Meat-free Crunch Time

by Tefal Team on 25 April 2018
  • Sometimes, when you’re trying to watch what you eat, it can feel as though it’s all textureless smoothies and limp salads, leaving you longing for a bit of crunch. Now, we don’t necessarily mean a Cadbury Crunchie or a bowl of Crunchy Nut Cornflakes, although we have to admit they’re pretty tasty snacks.

    Crunch doesn’t have to mean fibre and it doesn’t have to mean chocolate. Protein in the form of nuts and seeds is a great source of healthy crunch too – although there is apparently one gram of protein in a 40 gram Crunchie, so do with that information what you will.

  • If you don’t eat meat, adding protein-packed nuts and seeds with a bit of crunch can bring extra bite to your meals, and help you to make sure you’re still getting all the right nutrients and general goodness from your grub.

    So, in this next installment of our GuaranT Good Food series, we’re showing you what to do with nuts and seeds apart from just sprinkling them on your usual salad; it’s officially crunch time.

  • Homemade seeded bread

    Let’s start by going all Paul Hollywood and making some bread. Once you’ve witnessed and tasted the magic of homemade bread, there’s no going back to shop-bought. It’s the best thing since…well, we’ll leave you to finish that sentence.
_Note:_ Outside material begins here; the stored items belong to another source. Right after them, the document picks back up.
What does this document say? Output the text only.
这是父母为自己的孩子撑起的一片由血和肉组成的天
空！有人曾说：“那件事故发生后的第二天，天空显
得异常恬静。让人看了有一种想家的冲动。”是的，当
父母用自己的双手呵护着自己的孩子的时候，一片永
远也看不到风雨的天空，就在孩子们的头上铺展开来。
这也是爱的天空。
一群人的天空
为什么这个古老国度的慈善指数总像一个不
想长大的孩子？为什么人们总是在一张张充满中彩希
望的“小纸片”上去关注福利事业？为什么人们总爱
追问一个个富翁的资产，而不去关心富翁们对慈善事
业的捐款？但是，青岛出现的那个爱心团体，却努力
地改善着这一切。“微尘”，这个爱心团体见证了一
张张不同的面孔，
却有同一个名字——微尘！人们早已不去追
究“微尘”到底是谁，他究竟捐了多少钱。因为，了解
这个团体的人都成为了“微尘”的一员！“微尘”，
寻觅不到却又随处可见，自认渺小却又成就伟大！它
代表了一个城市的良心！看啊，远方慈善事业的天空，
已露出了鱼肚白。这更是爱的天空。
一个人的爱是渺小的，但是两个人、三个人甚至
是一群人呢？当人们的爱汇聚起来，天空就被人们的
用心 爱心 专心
    This recipe from The Little Green Spoon for super seed bread is packed with almonds, sunflower seeds, chia seeds, sesame seeds and pumpkin seeds, all bringing added protein and crunch to your morning toast.

  • Smother with crunchy peanut butter for something extra to get your teeth into, or even some hazelnut chocolate spread to satisfy your sweet tooth, but still with added protein.

  • Vegan peanut butter pancakes

    Pancakes are fluffy and light, right? Usually, but that doesn’t mean you can’t enjoy a stack with a bit more bite from time to time. And again, it’s crunchy peanut butter we need to be thanking!

  • These peanut butter pancakes from Dreamy Leaf are vegan-friendly and absolutely gorgeous served with your favourite spread or some mixed berries for added goodness. Tip: if you buy frozen berries, they’ll last longer than fresh, and you’ll get all that gorgeous purple berry juice soaking into your pancakes as a Brucie bonus.

  • Mushroom and cashew stir fry

    Cashew nuts are a great source of protein, and they’re also naturally full of antioxidants, making them super healthy. They can often be found alongside chicken in Chinese dishes, but they’re great in veggie versions too, like this ‘fakeaway’ from Dinner Diary.

  • The recipe is for a mushroom, broccoli and cashew stir fry, which you could serve with rice or noodles or even just a salad, and it’s such a beautiful fusion of flavours and textures that you won’t miss the meat at all – an excellent introduction to #MeatFreeMonday if that’s what you’re after.

  • (Healthy) nuggets and chips

    Nuggets and chips: a fast-food favourite and the go-to meal for busy mums who don’t have time to do anything more than shove something in the oven. But can it be made healthy? Everything can! Well, maybe not everything…Devil’s Food Cake, for example, or that Cadbury Crunchie we were on about…

    Forget those though – nuggets and chips can be made much healthier than the fast food version we’re familiar with. Vegetarian Mamma has a recipe for tofu nuggets that are coated in crunchy protein-filled sesame seeds instead of the usual batter or breadcrumbs, and that are perfect served with homemade chips cooked in your Tefal ActiFry.

  • These nuggets are kid-friendly, and a cracking throwback treat for adults too, just without any dodgy processed chicken.

  • Vegetable satay noodles

    Peanut butter is so versatile. We’ve had it on our seeded bread, we’ve made pancakes from it and now we’re using it in our dinner, for these vegetable satay noodles, which just so happen to be vegan and gluten-free, from Gluten-Free Cuppa Tea.

  • This is a great little stir fry to cook up in your Tefal Thermo-Spot, where you’ll have plenty of space to toss your ingredients around and make sure everything’s covered in liberal amounts of spicy peanut sauce.

    We recommend adding broccoli, carrot, cauliflower and mangetout for extra crunch, but you can of course add anything you like. Just maybe not that Cadbury Crunchie.